Pressure Mounts and Fault Lines Appear

Authorities have not revealed the specific charges Zhu may face, but his case is now part of the formal criminal process. The surrounding context, however, speaks volumes about the cracks spreading through the property sector.

In July 2024, investors in Peng Jin Suo—an online wealth platform linked to Zhu, where he had chaired its operating company—suddenly couldn’t withdraw their money. Projects stalled. Redemptions froze. Reports from outlets like The Paper and 21st Century Business Herald drew national attention, but the true scale of exposure stayed hidden.

Then came the bombshell in April 2024. A group of Yantai business partners released an open letter accusing Vanke’s top leadership of tax evasion, fund misuse, and even running a high-interest loan operation. Ten companies stamped their names on it. Vanke fiercely denied everything, arguing authorities had never found evidence of tax evasion and that police had already declined to pursue a related complaint in November 2023.

Financial Reality Hits Hard

No matter the allegations, the numbers tell their own brutal story. Vanke swung from a net profit of 121.6 billion yuan in 2023 to a projected loss as high as 495 billion yuan in 2024—one of the biggest financial reversals in Chinese corporate history. From January to September 2025, sales tumbled 44 percent year-over-year.

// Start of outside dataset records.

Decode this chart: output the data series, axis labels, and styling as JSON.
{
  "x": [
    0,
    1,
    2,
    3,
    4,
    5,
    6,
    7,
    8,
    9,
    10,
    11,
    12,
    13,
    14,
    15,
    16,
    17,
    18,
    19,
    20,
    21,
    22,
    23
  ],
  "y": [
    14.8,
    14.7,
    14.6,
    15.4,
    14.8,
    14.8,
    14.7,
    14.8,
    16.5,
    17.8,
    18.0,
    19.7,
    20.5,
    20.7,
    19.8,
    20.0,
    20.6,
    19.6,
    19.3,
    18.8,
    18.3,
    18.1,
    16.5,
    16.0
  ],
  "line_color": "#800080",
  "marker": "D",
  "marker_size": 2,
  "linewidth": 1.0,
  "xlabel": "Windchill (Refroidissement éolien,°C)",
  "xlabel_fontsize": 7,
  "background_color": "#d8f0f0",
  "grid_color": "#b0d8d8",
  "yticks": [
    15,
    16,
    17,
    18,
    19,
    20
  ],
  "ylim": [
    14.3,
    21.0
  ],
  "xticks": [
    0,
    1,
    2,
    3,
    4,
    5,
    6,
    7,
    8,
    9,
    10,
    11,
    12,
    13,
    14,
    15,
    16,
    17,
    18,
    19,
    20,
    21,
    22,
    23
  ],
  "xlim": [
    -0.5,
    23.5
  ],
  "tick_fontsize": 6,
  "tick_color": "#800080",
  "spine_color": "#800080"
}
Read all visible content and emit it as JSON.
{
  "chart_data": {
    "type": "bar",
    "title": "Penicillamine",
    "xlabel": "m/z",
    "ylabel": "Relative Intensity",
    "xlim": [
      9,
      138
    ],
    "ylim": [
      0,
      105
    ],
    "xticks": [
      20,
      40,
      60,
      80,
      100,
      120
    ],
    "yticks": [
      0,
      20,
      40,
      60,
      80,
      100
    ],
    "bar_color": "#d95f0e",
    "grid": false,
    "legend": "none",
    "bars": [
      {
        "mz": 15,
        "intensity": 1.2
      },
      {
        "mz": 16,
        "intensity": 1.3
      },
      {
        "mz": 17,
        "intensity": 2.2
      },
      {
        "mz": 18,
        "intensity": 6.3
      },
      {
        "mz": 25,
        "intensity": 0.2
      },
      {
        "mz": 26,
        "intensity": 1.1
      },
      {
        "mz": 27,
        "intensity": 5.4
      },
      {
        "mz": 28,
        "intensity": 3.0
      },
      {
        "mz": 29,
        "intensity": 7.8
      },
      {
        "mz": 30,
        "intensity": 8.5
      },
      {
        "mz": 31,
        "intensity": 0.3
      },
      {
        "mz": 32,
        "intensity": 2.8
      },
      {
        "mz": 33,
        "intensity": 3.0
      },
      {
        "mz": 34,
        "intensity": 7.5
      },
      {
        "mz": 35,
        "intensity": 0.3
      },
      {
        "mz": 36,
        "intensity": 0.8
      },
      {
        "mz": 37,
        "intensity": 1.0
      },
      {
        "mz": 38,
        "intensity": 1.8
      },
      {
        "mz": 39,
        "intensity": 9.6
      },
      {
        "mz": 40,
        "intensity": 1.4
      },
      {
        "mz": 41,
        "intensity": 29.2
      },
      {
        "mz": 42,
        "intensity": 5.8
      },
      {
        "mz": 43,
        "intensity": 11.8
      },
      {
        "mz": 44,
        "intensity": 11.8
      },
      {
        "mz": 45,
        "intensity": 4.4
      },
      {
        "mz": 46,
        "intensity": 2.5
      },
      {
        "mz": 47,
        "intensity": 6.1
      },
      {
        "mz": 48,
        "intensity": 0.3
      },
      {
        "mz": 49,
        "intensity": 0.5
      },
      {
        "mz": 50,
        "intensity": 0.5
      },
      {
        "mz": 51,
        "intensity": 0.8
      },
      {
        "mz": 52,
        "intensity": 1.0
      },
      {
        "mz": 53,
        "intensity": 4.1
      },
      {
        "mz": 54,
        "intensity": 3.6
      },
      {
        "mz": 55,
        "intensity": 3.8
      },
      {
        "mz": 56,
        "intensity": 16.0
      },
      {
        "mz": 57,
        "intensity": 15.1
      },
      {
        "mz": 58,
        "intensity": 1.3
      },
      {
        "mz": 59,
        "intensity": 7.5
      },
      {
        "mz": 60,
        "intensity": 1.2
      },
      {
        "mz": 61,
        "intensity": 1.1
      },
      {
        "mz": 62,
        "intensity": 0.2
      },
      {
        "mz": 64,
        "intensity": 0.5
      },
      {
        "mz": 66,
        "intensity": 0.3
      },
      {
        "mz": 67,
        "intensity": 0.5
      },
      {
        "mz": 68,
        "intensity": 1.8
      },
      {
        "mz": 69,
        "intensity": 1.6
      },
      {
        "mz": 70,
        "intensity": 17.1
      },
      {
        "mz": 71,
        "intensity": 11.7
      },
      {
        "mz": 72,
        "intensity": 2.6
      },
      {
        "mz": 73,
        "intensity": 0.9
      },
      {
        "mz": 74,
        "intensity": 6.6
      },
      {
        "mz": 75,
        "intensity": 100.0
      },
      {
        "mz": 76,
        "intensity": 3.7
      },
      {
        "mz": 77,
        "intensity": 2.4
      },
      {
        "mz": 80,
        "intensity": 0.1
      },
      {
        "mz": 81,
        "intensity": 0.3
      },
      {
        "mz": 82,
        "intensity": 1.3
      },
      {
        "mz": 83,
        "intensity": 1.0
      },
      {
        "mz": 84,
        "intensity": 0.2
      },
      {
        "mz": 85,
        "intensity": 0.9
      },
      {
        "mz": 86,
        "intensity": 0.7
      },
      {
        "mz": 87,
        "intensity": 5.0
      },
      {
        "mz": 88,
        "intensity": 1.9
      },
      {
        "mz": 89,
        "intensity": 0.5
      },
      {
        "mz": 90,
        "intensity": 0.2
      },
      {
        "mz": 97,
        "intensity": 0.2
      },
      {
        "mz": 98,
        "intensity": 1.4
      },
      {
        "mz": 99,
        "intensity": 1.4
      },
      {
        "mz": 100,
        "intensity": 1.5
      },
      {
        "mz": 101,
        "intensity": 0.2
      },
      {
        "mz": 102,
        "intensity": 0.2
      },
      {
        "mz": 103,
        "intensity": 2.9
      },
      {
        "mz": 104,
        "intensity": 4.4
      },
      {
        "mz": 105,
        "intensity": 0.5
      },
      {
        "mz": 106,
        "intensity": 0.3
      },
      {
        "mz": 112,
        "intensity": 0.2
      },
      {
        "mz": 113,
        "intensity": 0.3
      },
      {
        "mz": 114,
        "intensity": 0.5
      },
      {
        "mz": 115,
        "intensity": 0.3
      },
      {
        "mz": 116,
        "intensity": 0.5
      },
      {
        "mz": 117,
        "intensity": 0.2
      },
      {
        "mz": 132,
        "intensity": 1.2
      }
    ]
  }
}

Credit agencies took notice. On January 21, 2025, S&P Global cut Vanke’s rating to B-minus. The firm warned of weakening cash flow and highlighted more than 360 billion yuan in debt coming due that same year. Analysts believe Vanke faces 300–430 billion yuan in onshore bonds alone, plus around 66 billion yuan offshore.

Shenzhen Metro Group, Vanke’s largest shareholder and state-owned lifeline, stepped in repeatedly throughout 2025—offering around 23.9 billion yuan in loans at roughly 2.3 percent interest to help Vanke stay afloat and avoid defaults. But even that well is running dry.

In October, the architect of those lifelines, Shenzhen Metro chairman Xin Jie, stepped down. His exit spoke louder than any statement. Observers saw it as policy in motion: the government is shifting from rescue to retreat.

“When the Avalanche Comes…”

A phrase now echoes across Chinese financial circles: “When the avalanche comes, no snowflake is innocent.” Zhu’s case fits that chilling narrative. Authorities in Shenzhen appear to be conducting a sweeping anti-corruption cleanup reaching far beyond property developers. Finance firms, tech ventures, and major conglomerates are all under the microscope.

Evergrande. Baoneng. Vanke. Each rode the property wave with leverage and financial engineering. Those tricks no longer work. Today, survival depends on real cash flow, not clever balance sheets.

Critics argue structural flaws helped create this disaster. Vanke’s executives held minimal shares, meaning management faced little personal risk when chasing aggressive strategies. As some observers put it, they enjoyed “responsibility without risk, benefits without alignment.”

The Fight for Survival

Now the biggest question is painfully simple: can Vanke be saved?

If Shenzhen Metro pulls back for good, analysts expect fire-sale asset disposals, creditor-first recoveries, and a desperate effort to shield state funds from losses. In the best-case scenario, Vanke shrinks into a leaner, survival-mode developer. In the worst, it heads down Evergrande’s path—restructuring, lawsuits, and years of uncertainty.

For homebuyers and retail investors who trusted Vanke’s once-pristine reputation, the collapse feels like betrayal. Online forums are flooded with anger, demands for prosecutions, calls for seizing assets, and dark jokes about executives who “moved tens of billions with a few signatures” while ordinary people foot the bill.

China’s broader message is unmistakable. Stimulus has limits. Markets will sort winners from losers. High-leverage real estate is finished. Bailouts belonged to yesterday. Accountability belongs to now.

Zhu Jiusheng, the man who helped build Vanke’s empire, now stands at the center of its possible collapse. His fate could define how China unwinds its property crisis—calmly and systematically, or chaotically and painfully. It may also decide whether the architects of the boom will finally answer for the bust.